On Wednesday, Ms Large, 46, had watched as Dennis Yates, an antiques dealer, admitted sending a series of letters to her demanding £25,000 for the return of the missing device. Yates, 58, who has three children, was warned by Judge Rodwell at Aylesbury Crown Court that he faced a jail sentence after he admitted handling stolen goods.

Detectives said after the hearing that they believed the Enigma machine, taken from an unlocked glass case, had been stolen with the help of inside knowledge.

Ms Large started receiving the letters, accompanied by phone calls from Yates speaking in an "Arab and mechanical" voice, five months later, demanding "repayment" and threatening to destroy G312. Speaking at Bletchley Park yesterday, Ms Large said: "Having heard all the information of the blackmail in court, it brought back the full impact it had on myself and my family.

"The sense of being stalked was there, the sense of insecurity. I constantly worked late and it's an open site and there were times when I felt threatened and I felt my family were being spied on."

Shortly after her arrival and the securing of a 250-year lease on the mansion, Ms Large, a no-nonsense former property developer, was dismissed in a boardroom coup by seven of its 12 trustees. She was reinstated after a Charity Commission investigation prompted the seven trustees to resign for reasons that have never been made public.

Referring to the fact that the 10,000 linguists, mathematicians and chess experts who worked at Station X had operated under a veil of strict secrecy, Ms Large said she had herself been forced to remain silent throughout the operation to recover the stolen machine.

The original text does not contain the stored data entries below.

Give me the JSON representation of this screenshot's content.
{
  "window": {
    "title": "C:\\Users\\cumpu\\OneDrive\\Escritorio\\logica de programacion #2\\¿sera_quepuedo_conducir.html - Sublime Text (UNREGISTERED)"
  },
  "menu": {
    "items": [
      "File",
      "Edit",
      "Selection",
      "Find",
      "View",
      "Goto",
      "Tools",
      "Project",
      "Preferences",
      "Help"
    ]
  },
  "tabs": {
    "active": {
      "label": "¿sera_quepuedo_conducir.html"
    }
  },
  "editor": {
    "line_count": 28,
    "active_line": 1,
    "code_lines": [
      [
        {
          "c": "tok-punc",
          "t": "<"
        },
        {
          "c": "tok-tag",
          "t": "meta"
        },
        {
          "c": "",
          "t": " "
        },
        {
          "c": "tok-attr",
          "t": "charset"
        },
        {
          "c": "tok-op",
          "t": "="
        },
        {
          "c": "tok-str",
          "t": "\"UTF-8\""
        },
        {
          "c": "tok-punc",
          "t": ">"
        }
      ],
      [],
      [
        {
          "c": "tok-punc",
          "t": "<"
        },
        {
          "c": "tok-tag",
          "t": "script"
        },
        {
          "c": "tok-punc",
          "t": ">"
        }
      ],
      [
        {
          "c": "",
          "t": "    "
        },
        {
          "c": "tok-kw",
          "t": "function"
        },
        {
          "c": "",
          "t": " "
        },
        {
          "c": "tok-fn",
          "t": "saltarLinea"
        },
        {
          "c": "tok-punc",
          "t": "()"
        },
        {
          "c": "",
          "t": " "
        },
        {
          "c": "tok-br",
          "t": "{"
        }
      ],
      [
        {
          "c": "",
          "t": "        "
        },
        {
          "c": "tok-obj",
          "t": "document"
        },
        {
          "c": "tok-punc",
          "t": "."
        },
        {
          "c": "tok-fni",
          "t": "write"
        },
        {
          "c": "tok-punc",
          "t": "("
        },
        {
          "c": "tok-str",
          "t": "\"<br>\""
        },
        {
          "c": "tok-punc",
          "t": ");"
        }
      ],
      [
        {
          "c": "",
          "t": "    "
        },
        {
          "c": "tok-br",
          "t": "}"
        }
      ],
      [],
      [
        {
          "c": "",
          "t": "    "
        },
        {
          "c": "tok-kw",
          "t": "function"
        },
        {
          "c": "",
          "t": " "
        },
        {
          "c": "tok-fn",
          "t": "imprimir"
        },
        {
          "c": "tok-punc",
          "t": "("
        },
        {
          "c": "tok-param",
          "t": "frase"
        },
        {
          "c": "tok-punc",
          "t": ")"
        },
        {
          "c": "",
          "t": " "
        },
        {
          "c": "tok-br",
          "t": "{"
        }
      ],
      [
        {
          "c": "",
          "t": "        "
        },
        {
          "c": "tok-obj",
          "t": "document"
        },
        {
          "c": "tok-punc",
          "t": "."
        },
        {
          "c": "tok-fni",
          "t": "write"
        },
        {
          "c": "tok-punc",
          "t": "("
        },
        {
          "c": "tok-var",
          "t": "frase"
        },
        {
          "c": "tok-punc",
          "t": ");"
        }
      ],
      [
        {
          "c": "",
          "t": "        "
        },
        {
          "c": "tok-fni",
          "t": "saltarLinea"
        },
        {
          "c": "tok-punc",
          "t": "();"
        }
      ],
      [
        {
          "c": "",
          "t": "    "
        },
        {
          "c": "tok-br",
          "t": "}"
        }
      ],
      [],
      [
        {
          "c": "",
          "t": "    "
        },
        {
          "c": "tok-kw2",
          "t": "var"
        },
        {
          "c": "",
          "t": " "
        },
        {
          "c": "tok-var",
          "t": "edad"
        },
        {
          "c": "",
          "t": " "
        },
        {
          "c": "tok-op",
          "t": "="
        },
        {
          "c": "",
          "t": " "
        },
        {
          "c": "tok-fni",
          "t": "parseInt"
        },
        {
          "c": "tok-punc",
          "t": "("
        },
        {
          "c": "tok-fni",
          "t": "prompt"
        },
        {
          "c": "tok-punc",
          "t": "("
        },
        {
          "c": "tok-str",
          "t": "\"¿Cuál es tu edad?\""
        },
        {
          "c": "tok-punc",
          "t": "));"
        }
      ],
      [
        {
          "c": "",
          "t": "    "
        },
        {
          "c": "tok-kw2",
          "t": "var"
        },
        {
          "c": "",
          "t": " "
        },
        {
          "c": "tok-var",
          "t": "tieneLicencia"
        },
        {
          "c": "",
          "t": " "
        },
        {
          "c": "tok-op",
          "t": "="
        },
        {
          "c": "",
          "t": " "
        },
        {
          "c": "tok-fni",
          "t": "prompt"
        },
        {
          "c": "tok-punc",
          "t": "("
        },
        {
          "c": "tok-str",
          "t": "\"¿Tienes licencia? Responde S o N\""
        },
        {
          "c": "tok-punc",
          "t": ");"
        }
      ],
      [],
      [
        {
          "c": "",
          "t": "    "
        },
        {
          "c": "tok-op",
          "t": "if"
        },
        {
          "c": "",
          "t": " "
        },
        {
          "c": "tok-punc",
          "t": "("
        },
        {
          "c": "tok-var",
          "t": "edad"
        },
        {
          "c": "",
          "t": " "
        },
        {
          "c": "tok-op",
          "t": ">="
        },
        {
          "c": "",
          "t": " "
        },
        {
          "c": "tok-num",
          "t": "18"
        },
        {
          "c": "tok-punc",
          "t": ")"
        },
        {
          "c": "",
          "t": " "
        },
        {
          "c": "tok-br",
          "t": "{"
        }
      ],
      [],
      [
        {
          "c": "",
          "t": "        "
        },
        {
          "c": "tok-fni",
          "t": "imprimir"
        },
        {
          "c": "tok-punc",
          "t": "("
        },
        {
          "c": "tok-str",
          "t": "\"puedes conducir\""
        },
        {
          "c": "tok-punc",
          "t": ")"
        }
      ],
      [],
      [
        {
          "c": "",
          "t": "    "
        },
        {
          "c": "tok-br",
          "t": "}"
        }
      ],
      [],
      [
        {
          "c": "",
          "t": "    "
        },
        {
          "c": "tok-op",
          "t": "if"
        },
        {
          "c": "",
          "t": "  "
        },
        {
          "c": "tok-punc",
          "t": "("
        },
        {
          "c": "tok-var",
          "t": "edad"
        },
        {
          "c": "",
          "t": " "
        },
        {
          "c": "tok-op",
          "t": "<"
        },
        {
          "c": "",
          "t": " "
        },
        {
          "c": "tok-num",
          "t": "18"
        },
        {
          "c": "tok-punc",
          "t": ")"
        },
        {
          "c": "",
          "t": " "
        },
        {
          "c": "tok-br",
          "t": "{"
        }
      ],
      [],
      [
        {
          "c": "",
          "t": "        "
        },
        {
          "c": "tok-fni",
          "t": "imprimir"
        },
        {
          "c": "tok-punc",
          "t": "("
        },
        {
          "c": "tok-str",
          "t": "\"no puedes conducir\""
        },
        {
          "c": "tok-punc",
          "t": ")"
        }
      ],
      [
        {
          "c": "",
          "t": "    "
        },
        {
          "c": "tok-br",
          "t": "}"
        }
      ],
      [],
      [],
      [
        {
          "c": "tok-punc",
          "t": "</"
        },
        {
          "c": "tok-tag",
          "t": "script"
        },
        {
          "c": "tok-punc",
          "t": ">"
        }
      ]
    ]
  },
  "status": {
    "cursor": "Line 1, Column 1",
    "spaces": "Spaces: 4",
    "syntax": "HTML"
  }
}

She said: "I had to fight for what was right and not be cowed or give in to the kind of behaviour that was demonstrated by Mr Yates. In keeping with the traditions of Bletchley Park I couldn't talk to my colleagues or to the trustees. Except for a handful of police I had to keep it to myself. It was an incredibly stressful time."

The machine was eventually returned to the BBC Newsnight presenter Jeremy Paxman last October.

Yates, of Sandiacre, Derbyshire, was arrested five weeks later while he negotiated for the return of three vital rotors from the machine. He insisted he was merely a go- between acting for a client known as "The Master" who was living in India and who had blackmailed him. Yates will be sentenced on 19 October. Yesterday he said: "Me and my family were threatened. I have been told if I keep my trap shut I will be all right."

Thames Valley Police said that the case remained open and their attempts to find the thief continued.